# Downloading Data for gRNAde

gRNAde is trained on all RNA structures from the PDB at ≤4A resolution (12K 3D structures from 4.2K unique RNAs) downloaded via [RNASolo](https://rnasolo.cs.put.poznan.pl) with date cutoff: 31 October 2023.
If you would like to train your own models from scratch, download and extract the raw `.pdb` files via the following script into the `data/raw/` directory (or another location indicated by the `DATA_PATH` environment variable in your `.env` file).

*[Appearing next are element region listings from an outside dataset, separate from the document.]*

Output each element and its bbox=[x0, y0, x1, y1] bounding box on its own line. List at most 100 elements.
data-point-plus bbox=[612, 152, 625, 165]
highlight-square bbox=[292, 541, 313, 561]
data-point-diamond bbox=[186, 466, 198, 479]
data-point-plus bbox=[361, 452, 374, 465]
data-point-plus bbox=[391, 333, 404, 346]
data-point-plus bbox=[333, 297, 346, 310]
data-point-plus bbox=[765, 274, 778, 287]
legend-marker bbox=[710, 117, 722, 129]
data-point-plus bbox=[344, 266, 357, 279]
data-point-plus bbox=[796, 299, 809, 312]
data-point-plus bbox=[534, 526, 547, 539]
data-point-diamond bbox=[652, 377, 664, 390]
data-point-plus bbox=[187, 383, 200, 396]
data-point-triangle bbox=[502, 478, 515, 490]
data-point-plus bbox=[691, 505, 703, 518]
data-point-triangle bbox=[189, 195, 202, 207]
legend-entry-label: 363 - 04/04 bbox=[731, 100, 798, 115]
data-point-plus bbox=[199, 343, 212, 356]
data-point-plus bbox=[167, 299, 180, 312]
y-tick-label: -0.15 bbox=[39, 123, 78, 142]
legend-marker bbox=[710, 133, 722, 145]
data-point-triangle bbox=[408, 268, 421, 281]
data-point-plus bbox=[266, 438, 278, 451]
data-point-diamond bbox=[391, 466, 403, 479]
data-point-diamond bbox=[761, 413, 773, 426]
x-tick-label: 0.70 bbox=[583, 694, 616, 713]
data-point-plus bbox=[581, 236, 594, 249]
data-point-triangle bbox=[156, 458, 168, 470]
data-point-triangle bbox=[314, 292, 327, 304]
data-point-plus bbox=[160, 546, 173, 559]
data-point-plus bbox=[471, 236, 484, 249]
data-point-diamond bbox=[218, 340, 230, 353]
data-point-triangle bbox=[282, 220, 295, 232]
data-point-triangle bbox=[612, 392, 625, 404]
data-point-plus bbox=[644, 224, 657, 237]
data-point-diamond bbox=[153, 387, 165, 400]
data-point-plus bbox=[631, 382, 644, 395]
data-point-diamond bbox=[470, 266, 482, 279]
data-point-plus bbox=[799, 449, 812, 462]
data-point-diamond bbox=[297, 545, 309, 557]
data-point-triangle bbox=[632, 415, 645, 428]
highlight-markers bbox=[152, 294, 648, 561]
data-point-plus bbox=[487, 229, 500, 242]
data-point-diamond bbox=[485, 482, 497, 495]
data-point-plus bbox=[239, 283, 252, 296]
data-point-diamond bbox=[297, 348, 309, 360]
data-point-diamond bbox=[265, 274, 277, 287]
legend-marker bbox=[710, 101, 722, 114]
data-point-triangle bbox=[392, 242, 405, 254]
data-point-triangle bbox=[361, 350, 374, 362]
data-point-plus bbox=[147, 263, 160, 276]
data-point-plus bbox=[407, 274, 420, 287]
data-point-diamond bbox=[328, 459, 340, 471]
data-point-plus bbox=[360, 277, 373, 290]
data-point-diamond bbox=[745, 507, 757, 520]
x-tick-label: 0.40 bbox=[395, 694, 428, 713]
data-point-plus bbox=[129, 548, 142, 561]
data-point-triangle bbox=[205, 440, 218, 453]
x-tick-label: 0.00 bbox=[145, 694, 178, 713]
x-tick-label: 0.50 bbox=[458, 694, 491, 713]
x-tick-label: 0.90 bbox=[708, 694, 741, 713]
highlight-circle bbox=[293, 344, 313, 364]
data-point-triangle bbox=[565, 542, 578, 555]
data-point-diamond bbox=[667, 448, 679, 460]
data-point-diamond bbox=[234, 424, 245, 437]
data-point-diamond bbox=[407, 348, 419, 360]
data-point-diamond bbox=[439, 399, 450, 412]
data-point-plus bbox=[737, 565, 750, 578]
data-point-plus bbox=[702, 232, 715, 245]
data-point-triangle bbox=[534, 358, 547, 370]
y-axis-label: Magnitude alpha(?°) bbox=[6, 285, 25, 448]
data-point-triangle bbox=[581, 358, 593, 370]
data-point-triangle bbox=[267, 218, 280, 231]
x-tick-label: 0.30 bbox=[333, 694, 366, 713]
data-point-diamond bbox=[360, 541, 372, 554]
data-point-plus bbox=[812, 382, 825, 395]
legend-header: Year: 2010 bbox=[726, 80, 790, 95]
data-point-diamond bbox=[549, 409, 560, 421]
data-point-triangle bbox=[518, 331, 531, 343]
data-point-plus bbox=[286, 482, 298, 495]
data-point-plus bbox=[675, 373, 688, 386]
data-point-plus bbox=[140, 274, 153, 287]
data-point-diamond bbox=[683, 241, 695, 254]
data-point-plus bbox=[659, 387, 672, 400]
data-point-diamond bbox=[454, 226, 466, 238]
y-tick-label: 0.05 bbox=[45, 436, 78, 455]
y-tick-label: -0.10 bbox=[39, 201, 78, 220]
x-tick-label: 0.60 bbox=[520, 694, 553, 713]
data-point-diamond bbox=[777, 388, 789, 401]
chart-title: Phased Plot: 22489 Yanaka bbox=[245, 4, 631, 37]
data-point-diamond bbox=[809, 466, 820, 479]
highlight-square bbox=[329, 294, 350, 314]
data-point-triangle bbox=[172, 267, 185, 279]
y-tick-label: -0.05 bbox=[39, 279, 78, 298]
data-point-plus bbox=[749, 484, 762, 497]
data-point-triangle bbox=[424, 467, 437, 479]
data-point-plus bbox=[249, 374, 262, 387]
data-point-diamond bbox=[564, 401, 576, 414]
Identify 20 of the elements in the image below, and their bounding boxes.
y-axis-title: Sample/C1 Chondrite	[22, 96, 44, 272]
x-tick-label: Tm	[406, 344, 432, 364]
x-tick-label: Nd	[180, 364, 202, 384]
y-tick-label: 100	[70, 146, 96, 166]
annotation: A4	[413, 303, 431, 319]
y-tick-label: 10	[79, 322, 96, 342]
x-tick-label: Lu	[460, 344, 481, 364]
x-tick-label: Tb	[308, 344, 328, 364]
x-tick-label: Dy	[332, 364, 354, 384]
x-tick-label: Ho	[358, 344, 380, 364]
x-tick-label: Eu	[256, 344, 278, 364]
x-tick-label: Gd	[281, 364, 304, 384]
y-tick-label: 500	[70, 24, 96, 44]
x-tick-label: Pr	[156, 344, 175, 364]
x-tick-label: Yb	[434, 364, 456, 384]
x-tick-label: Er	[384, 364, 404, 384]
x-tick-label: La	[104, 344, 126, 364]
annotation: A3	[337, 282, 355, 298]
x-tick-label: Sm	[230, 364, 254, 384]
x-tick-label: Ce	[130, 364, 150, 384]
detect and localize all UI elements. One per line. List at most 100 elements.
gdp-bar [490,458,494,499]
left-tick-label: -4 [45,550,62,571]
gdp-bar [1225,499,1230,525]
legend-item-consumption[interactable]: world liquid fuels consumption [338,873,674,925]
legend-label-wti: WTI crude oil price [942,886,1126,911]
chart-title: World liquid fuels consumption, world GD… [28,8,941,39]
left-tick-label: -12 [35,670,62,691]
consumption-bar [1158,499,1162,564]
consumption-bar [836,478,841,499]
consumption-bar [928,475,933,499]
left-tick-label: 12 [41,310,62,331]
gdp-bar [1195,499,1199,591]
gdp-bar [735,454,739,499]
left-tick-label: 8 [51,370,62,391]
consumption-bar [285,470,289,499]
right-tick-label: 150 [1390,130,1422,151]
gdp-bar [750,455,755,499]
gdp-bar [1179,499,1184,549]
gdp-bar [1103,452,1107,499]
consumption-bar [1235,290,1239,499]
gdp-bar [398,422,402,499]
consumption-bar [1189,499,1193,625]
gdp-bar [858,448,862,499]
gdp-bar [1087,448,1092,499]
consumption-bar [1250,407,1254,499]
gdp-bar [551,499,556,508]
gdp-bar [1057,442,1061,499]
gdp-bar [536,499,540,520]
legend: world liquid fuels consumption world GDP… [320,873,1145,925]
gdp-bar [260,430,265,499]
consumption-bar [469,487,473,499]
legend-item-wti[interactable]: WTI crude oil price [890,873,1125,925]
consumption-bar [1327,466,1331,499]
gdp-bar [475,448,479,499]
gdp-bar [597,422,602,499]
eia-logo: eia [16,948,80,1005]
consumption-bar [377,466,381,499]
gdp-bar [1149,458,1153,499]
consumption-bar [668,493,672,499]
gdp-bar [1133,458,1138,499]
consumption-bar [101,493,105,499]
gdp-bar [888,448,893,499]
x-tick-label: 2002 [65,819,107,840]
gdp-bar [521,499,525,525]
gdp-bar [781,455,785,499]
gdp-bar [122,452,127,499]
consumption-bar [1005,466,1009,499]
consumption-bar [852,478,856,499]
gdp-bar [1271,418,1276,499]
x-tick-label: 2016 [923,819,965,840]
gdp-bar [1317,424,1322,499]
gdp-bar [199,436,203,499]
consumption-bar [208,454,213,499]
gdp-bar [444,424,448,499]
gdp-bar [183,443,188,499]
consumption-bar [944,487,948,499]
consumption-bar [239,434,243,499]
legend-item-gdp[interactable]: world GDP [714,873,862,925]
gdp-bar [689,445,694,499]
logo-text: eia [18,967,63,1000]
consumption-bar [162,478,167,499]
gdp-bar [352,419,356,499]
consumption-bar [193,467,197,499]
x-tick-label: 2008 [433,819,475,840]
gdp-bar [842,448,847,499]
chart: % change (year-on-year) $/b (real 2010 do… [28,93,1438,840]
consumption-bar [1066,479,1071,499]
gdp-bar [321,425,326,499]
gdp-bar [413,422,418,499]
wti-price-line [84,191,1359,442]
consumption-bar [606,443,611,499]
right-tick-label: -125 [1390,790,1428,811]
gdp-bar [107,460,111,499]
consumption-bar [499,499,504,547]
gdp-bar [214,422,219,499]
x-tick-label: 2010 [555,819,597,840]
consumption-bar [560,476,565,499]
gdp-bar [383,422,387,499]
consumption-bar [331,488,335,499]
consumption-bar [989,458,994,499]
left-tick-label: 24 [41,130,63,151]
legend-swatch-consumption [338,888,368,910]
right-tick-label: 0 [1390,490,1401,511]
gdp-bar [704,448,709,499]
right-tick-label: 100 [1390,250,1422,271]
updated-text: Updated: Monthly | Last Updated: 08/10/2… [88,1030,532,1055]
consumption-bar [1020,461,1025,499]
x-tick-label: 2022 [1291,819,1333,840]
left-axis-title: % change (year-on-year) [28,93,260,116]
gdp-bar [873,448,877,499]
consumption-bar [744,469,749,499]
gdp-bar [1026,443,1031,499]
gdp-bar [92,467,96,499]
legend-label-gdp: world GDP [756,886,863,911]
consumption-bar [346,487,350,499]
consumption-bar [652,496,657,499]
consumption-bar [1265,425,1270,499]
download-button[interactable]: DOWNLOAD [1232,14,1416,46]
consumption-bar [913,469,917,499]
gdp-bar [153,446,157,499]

> ❗️ Alternatively to the instructions below, you can download a pre-processed [`.pt`](https://drive.google.com/file/d/1gcUUaRxbGZnGMkLdtVwAILWVerVCbu4Y/view?usp=sharing) file and [`.csv`](https://drive.google.com/file/d/1lbdiE1LfWPReo5VnZy0zblvhVl5QhaF4/view?usp=sharing) metadata, and place them into the `data/` directory.

```sh
# Download structures in pdb format
mkdir ~/geometric-rna-design/data/raw
cd ~/geometric-rna-design/data/raw
curl -O https://rnasolo.cs.put.poznan.pl/media/files/zipped/bunches/pdb/all_member_pdb_4_0__3_300.zip
unzip all_member_pdb_4_0__3_300.zip
rm all_member_pdb_4_0__3_300.zip
```
Manual download link: https://rnasolo.cs.put.poznan.pl/archive.
Select the following for creating the download: 3D (PDB) + all molecules + all members + res. ≤4.0

Next, process the raw PDB files into our ML-ready format, which will be saved under  `data/processed.pt`.
```sh
# Process raw data into ML-ready format (this may take several hours)
cd ~/geometric-rna-design/
python scripts/process_data.py
```

Each RNA will be processed into the following format (most of the metadata is optional for simply using gRNAde):
```
{
    'sequence'                   # RNA sequence as a string
    'id_list'                    # list of PDB IDs
    'coords_list'                # list of structures, i.e. 3D coordinates of shape ``(length, 27, 3)``
    'sec_struct_list'            # list of secondary structure strings in dotbracket notation
    'sasa_list'                  # list of per-nucleotide SASA values
    'rfam_list'                  # list of RFAM family IDs
    'eq_class_list'              # list of non-redundant equivalence class IDs
    'type_list'                  # list of structure types (RNA-only, RNA-protein complex, etc.)
    'rmsds_list'                 # dictionary of pairwise C4' RMSD values between structures
    'cluster_seqid0.8'           # cluster ID of sequence identity clustering at 80%
    'cluster_structsim0.45'      # cluster ID of structure similarity clustering at 45%
}
```

We have provided the splits used in our experiments in the `data/` directory:
- Single-state split from [Das et al., 2010](https://www.nature.com/articles/nmeth.1433): `data/das_split.pt` (called the Das split for compatibility with older code)
- Multi-state split of structurally flexible RNAs: `data/structsim_split.pt`

The precise procedure for creating the splits (which can be used to modify and customise them) can be found in the `notebooks/` directory.